Senate Democrats are expected to roll out a new proposal that would narrow the scope of information that banks must provide to the Internal Revenue Service about customer accounts. Under the new plan, banks would only be required to provide data on accounts with total annual deposits or withdrawals worth more than $10,000, rather than the $600 threshold that was initially proposed. The reporting requirement would not apply to payroll deposits for wage and salary earners or to beneficiaries of federal programs such as Social Security.
The narrowing of the plan comes after a steady lobbying campaign by banks and Republicans, who argued that the Biden administration’s desire to bolster the IRS to shrink the $7 trillion so-called “tax gap” amounts to an invasion of privacy and government overreach.

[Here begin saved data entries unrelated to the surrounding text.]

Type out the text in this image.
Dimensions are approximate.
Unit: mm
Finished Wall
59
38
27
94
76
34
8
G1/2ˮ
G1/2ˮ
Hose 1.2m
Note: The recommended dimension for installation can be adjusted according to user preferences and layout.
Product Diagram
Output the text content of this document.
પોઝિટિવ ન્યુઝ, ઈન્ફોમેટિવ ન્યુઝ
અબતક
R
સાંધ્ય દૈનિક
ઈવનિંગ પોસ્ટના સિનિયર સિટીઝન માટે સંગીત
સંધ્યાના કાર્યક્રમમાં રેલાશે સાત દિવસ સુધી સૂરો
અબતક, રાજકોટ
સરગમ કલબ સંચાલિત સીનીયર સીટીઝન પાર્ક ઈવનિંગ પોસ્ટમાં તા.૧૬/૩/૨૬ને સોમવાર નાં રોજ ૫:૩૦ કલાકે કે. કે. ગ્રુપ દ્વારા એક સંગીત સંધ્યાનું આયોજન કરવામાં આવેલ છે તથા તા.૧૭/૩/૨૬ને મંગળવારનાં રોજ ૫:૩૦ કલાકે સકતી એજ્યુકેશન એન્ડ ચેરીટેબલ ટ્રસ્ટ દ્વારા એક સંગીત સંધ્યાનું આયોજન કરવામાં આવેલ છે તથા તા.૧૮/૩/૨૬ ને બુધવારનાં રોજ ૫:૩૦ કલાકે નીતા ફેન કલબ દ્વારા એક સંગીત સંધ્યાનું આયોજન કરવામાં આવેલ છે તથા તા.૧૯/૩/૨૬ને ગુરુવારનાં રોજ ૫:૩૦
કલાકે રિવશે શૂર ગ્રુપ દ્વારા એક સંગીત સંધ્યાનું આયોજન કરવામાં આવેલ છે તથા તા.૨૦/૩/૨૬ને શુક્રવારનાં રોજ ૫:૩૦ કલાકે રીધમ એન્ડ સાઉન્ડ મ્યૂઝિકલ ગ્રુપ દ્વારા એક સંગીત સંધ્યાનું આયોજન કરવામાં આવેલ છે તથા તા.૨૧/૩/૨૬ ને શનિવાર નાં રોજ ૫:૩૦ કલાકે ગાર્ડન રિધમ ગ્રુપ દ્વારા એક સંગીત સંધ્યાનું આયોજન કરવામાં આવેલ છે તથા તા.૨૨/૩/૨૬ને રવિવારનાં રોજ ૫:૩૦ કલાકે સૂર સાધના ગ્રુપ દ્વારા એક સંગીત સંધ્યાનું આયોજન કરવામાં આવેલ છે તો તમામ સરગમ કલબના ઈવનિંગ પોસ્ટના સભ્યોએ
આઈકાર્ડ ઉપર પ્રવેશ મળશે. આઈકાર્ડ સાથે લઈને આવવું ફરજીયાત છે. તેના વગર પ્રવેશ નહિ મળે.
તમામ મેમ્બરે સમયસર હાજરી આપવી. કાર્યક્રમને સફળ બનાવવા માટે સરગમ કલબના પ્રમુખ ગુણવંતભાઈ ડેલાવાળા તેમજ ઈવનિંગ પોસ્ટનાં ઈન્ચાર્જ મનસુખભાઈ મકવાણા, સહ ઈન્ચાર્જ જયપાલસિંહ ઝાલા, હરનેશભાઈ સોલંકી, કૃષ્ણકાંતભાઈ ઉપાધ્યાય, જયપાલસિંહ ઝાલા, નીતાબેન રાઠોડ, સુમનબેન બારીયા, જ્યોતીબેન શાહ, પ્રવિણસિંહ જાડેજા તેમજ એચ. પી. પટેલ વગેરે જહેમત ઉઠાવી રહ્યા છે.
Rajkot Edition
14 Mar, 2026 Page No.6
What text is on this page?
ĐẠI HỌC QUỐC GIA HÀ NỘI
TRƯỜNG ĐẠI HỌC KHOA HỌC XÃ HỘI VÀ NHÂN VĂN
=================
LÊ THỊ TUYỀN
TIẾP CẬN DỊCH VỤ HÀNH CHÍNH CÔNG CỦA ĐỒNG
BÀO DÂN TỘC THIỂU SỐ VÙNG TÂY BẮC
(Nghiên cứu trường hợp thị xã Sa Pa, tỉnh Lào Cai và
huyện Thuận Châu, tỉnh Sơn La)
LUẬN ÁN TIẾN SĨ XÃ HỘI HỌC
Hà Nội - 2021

Critics of the proposal have incorrectly suggested that the I.R.S. would be tracking information about individual transactions. The administration has said the I.R.S. would not monitor specific customer transactions but would instead use the bank account information to spot discrepancies between what individuals report on their tax returns and what their bank accounts show.
The Biden administration insists that audit rates for those making less than $400,000 would not go up and that the program is focused on collecting unpaid taxes from the rich.